When you’re 16 or 17, how do you spell freedom? C-A-R. When you are a parent of same, how do you spell inconvenience and worry?

COLUMN: The ‘freedom’ of four wheels

When you’re 16 or 17, how do you spell freedom?

C-A-R.

When you are a parent of same, how do you spell inconvenience and worry?

See above.

I was prompted to think about this the other day when picking up my daughter and her friend from volleyball practice.

Her friend’s mom also hitched a ride, since she was without a vehicle. Seems her son is now a driver.

And as with many things in life, what is an advantage for one is a disadvantage for another. In this case, he gets wheels … and his mom goes without.

She said it was actually a plus, occasionally, since he could do the taxi thing for his sister, and other errands.

This time next year, my daughter will be tantalizingly close to that magic age of 16, and soon after, little doubt, a driving test.

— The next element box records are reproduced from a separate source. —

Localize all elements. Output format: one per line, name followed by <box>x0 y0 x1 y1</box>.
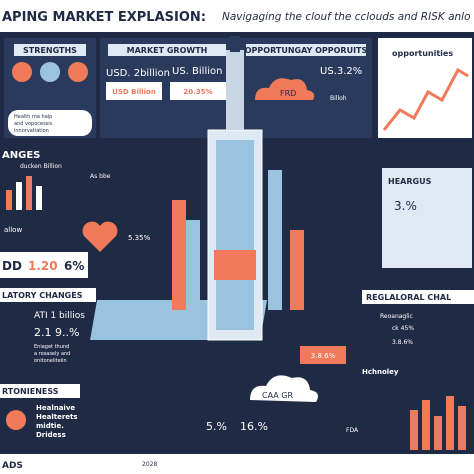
text: US. Billion <box>172 66 222 77</box>
pen <box>268 170 282 310</box>
text: Health ma halp <box>14 114 52 120</box>
panel-label-bg <box>108 44 226 56</box>
text: 3.8.6% <box>392 339 413 346</box>
text: DD <box>2 259 22 273</box>
text: 6% <box>64 259 84 273</box>
text: USD Billion <box>112 88 156 96</box>
text: 5.% <box>206 420 227 433</box>
text: and vopocessis <box>14 121 53 127</box>
text: a rosasely and <box>34 351 70 357</box>
bar-shape <box>446 396 454 450</box>
device-neck <box>226 50 244 130</box>
label-box <box>0 252 88 278</box>
bar-shape <box>458 406 466 450</box>
text: US.3.2% <box>320 66 362 77</box>
text: midtie. <box>36 422 64 430</box>
cloud <box>255 78 315 100</box>
text: 20.35% <box>183 88 212 96</box>
text: 16.% <box>240 420 268 433</box>
panel-label-bg <box>0 384 80 398</box>
text: 3.8.6% <box>311 352 336 360</box>
text: Eniaget thund <box>34 344 69 350</box>
device-tip <box>230 36 240 52</box>
heading: MARKET GROWTH <box>127 46 208 55</box>
heading: ADS <box>2 461 23 471</box>
text: Dridess <box>36 431 66 439</box>
text: FRD <box>280 89 296 98</box>
text: 5.35% <box>128 234 151 242</box>
panel <box>378 38 472 138</box>
text: 2028 <box>142 461 157 468</box>
icon <box>12 62 32 82</box>
device-band <box>214 250 256 280</box>
text: Healnaive <box>36 404 75 412</box>
panel-label-bg <box>0 288 96 302</box>
bar-shape <box>410 410 418 450</box>
pen <box>186 220 200 310</box>
heading: OPPORTUNGAY OPPORUITS <box>245 46 368 55</box>
text: Healterets <box>36 413 78 421</box>
label-box <box>170 82 226 100</box>
text: allow <box>4 226 22 234</box>
text: FDA <box>346 427 359 434</box>
title: APING MARKET EXPLASION: <box>2 10 206 25</box>
text: 1.20 <box>28 259 58 273</box>
icon <box>40 62 60 82</box>
header-bar <box>0 0 474 32</box>
label-box <box>106 82 162 100</box>
bar-shape <box>16 182 22 210</box>
text: innorvatiation <box>14 128 49 134</box>
heading: opportunities <box>392 49 453 58</box>
cloud <box>250 375 318 402</box>
text: ck 45% <box>392 325 414 332</box>
heading: RTONIENESS <box>2 387 59 396</box>
heading: ANGES <box>2 150 40 161</box>
heading: REGLALORAL CHAL <box>366 293 451 302</box>
panel <box>382 168 472 268</box>
trend-line <box>382 67 469 131</box>
bar-shape <box>422 400 430 450</box>
text: As bbe <box>90 173 111 180</box>
icon <box>68 62 88 82</box>
text: 3.% <box>394 199 417 213</box>
text: ATI 1 billios <box>34 311 85 321</box>
bar-shape <box>36 186 42 210</box>
panel-label-bg <box>14 44 86 56</box>
text: Reoanaglic <box>380 313 413 320</box>
heart-icon <box>82 221 118 252</box>
panel-label-bg <box>246 44 366 56</box>
panel-label-bg <box>362 290 474 304</box>
bar-shape <box>6 190 12 210</box>
bulb-icon <box>6 410 26 430</box>
heading: HEARGUS <box>388 177 432 186</box>
heading: LATORY CHANGES <box>2 291 83 300</box>
text: 2.1 9..% <box>34 326 79 339</box>
text: CAA GR <box>262 391 293 400</box>
bar-shape <box>434 416 442 450</box>
pen <box>172 200 186 310</box>
heading: STRENGTHS <box>23 46 77 55</box>
label-box <box>300 346 346 364</box>
subtitle: Navigaging the clouf the cclouds and RIS… <box>222 11 471 23</box>
text: onitoneiiteiin <box>34 358 67 364</box>
device-window <box>216 140 254 330</box>
text: Billoh <box>330 95 347 102</box>
text: USD. 2billion <box>106 68 170 79</box>
bar-shape <box>26 176 32 210</box>
cloud <box>8 110 92 136</box>
pen <box>290 230 304 310</box>
text: Hchnoley <box>362 368 399 376</box>
footer-bar <box>0 454 474 474</box>
text: ducken Billion <box>20 163 62 170</box>
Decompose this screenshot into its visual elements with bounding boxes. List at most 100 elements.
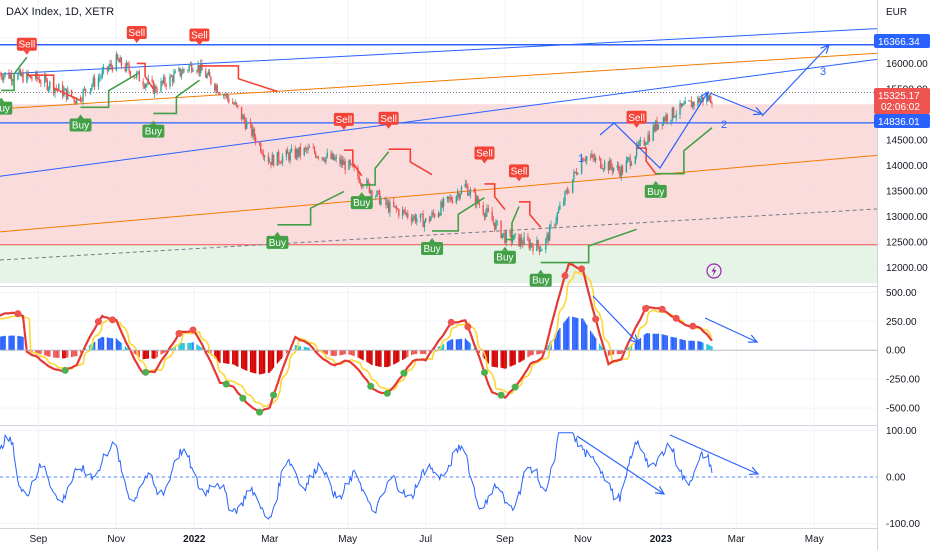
candle-body <box>610 160 612 167</box>
signal-pointer <box>501 246 508 251</box>
candle-body <box>226 94 229 99</box>
time-tick-label: Nov <box>107 534 125 545</box>
osc-arrow-2 <box>704 317 759 343</box>
oscillator-bar <box>0 336 1 351</box>
oscillator-bar <box>4 335 6 351</box>
oscillator-bar <box>253 350 256 374</box>
candle-body <box>153 85 156 94</box>
oscillator-bar <box>500 350 502 368</box>
oscillator-bar <box>169 349 171 351</box>
oscillator-bar <box>394 350 396 364</box>
signal-box <box>421 242 444 256</box>
oscillator-bar <box>546 347 548 351</box>
candle-body <box>710 95 712 104</box>
candle-body <box>261 151 263 154</box>
oscillator-bar <box>646 332 648 351</box>
oscillator-bar <box>652 333 654 351</box>
candle-body <box>575 171 578 175</box>
candle-body <box>385 198 387 205</box>
candle-body <box>129 71 132 77</box>
oscillator-bar <box>108 337 110 351</box>
oscillator-bar <box>125 347 128 351</box>
buy-signal: Buy <box>644 180 667 198</box>
signal-box <box>16 37 37 51</box>
candle-body <box>430 217 432 222</box>
oscillator-cross-dot <box>642 304 650 312</box>
oscillator-bar <box>536 350 538 355</box>
time-tick-label: Mar <box>728 534 746 545</box>
candle-body <box>423 221 426 228</box>
oscillator-bar <box>385 350 387 368</box>
oscillator-bar <box>698 341 700 351</box>
oscillator-bar <box>637 339 639 351</box>
candle-body <box>210 76 212 84</box>
supertrend-up <box>432 197 485 232</box>
candle-body <box>537 240 539 247</box>
oscillator-bar <box>331 350 334 356</box>
candle-body <box>520 237 523 244</box>
candle-body <box>240 106 243 120</box>
candle-body <box>198 65 201 74</box>
oscillator-bar <box>366 350 368 362</box>
supertrend-up <box>655 127 713 175</box>
oscillator-bar <box>514 350 516 365</box>
buy-signal: Buy <box>266 231 289 249</box>
candle-body <box>97 78 100 87</box>
oscillator-bar <box>589 330 592 351</box>
candle-body <box>504 232 506 244</box>
candle-body <box>128 64 130 72</box>
sell-signal: Sell <box>474 146 495 164</box>
candle-body <box>44 75 46 84</box>
candle-body <box>183 69 185 71</box>
candle-body <box>350 163 353 165</box>
oscillator-bar <box>307 347 309 351</box>
oscillator-bar <box>93 341 96 351</box>
oscillator-bar <box>197 345 199 351</box>
oscillator-bar <box>661 334 663 351</box>
osc-tick-label: 0.00 <box>886 346 906 357</box>
oscillator-bar <box>124 346 126 351</box>
candle-body <box>401 209 404 216</box>
candle-body <box>573 171 575 180</box>
candle-body <box>491 211 493 221</box>
oscillator-bar <box>419 350 422 354</box>
candle-body <box>583 159 585 161</box>
candle-body <box>1 77 4 80</box>
oscillator-bar <box>522 350 524 361</box>
signal-box <box>333 112 354 126</box>
candle-body <box>294 148 296 159</box>
candle-body <box>375 196 377 198</box>
candle-body <box>486 208 488 213</box>
candle-body <box>467 185 469 196</box>
oscillator-bar <box>137 350 139 357</box>
oscillator-bar <box>237 350 239 367</box>
oscillator-bar <box>541 350 543 354</box>
lightning-icon[interactable] <box>706 263 722 279</box>
candle-body <box>699 99 702 103</box>
candle-body <box>656 120 658 130</box>
candle-body <box>349 160 351 165</box>
oscillator-bar <box>260 350 262 375</box>
oscillator-cross-dot <box>480 368 488 376</box>
oscillator-bar <box>679 339 681 351</box>
oscillator-bar <box>53 350 55 358</box>
candle-body <box>286 150 289 154</box>
oscillator-bar <box>688 340 690 351</box>
candle-body <box>701 96 703 100</box>
signal-box <box>508 164 529 178</box>
oscillator-bar <box>428 350 431 352</box>
candle-body <box>665 115 667 121</box>
oscillator-bar <box>634 341 637 351</box>
candle-body <box>279 161 281 163</box>
oscillator-bar <box>339 350 341 356</box>
candle-body <box>688 100 690 102</box>
candle-body <box>568 192 570 194</box>
oscillator-bar <box>554 335 556 351</box>
oscillator-bar <box>566 317 569 351</box>
candle-body <box>116 54 119 60</box>
oscillator-bar <box>200 347 202 351</box>
oscillator-bar <box>457 339 459 351</box>
candle-body <box>476 196 478 205</box>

Teens have it a lot tougher nowadays, what with all the restrictions on licensing. The ‘freedom’ is initially rather limited.

Compared to today’s rules, my entry into the world of wheels almost 40 years ago was a slamdunk.

Pass the tests, and that was it, you were a driver. No L’s or N’s, or supervision.

Just bring home the paperwork, and beg for the keys to the family car.

And woe betide your sorry keister if you did something as stupid as the young drivers in the story elsewhere on these pages, who got their cars impounded after getting caught excessively speeding, or smoking the tires.

Eventually, constantly borrowing the family car convinced my dad that I ought to have one of my own.

It was a Datsun 710.

White, with a gawdawful red stripe along both sides – no other vehicle like it in all of Abbotsford (maybe all of Canada).

I now suspect he chose that car because if I did something idiotic with it, everyone would instantly know who the idiot was.

So me and idiocy were pretty much strangers, at least with driving, anyway…

That and the fact that it’s pretty hard to go street racing with an anemic four-cylinder that would be hard-pressed to do 100 kilometres per hour downhill with a stiff tail wind.

Apart from the financial realities, I figure dad chose that car for those reasons, too.

But hey, it was a set of reliable wheels. A cheap tape deck and a couple of homemade speakers made recognizable noise, and life was very good.

I could finally spell freedom, and so could my friends.

A one-passenger-only rule would have been a major bummer, since few of my buddies had a car.

I was the guy with the ride, Clyde.

Concerts, movies, visiting, cruising, and parking. Oh yeah, the parking…. (And I don’t mean next to a meter).

After graduation, the little Datsun was the packed-to-the-gunnels “crew truck” for four of us on a government grant clearing hiking trails in the Chilliwack Valley, where we lived in a youth hostel.

It was one of the best summers of my teen years, impossible without the car, and an unrestricted driver’s licence.

So, I do appreciate the frustration of new – mostly teen – drivers, who face all sorts of licensing hurdles I didn’t experience.

But then the dad side of me kicks in, and I think of my girl, who will soon be of driving age, as well as riding around in friends’ cars.

If those tougher rules keep her safer, and improve the driving behaviour of other teens behind the steering wheels of often ridiculously over-powered cars, then that’s a fine thing.

And in due course, maybe I’ll start looking for a 1975 Datsun in decent shape – a white one, with a big red stripe on the sides.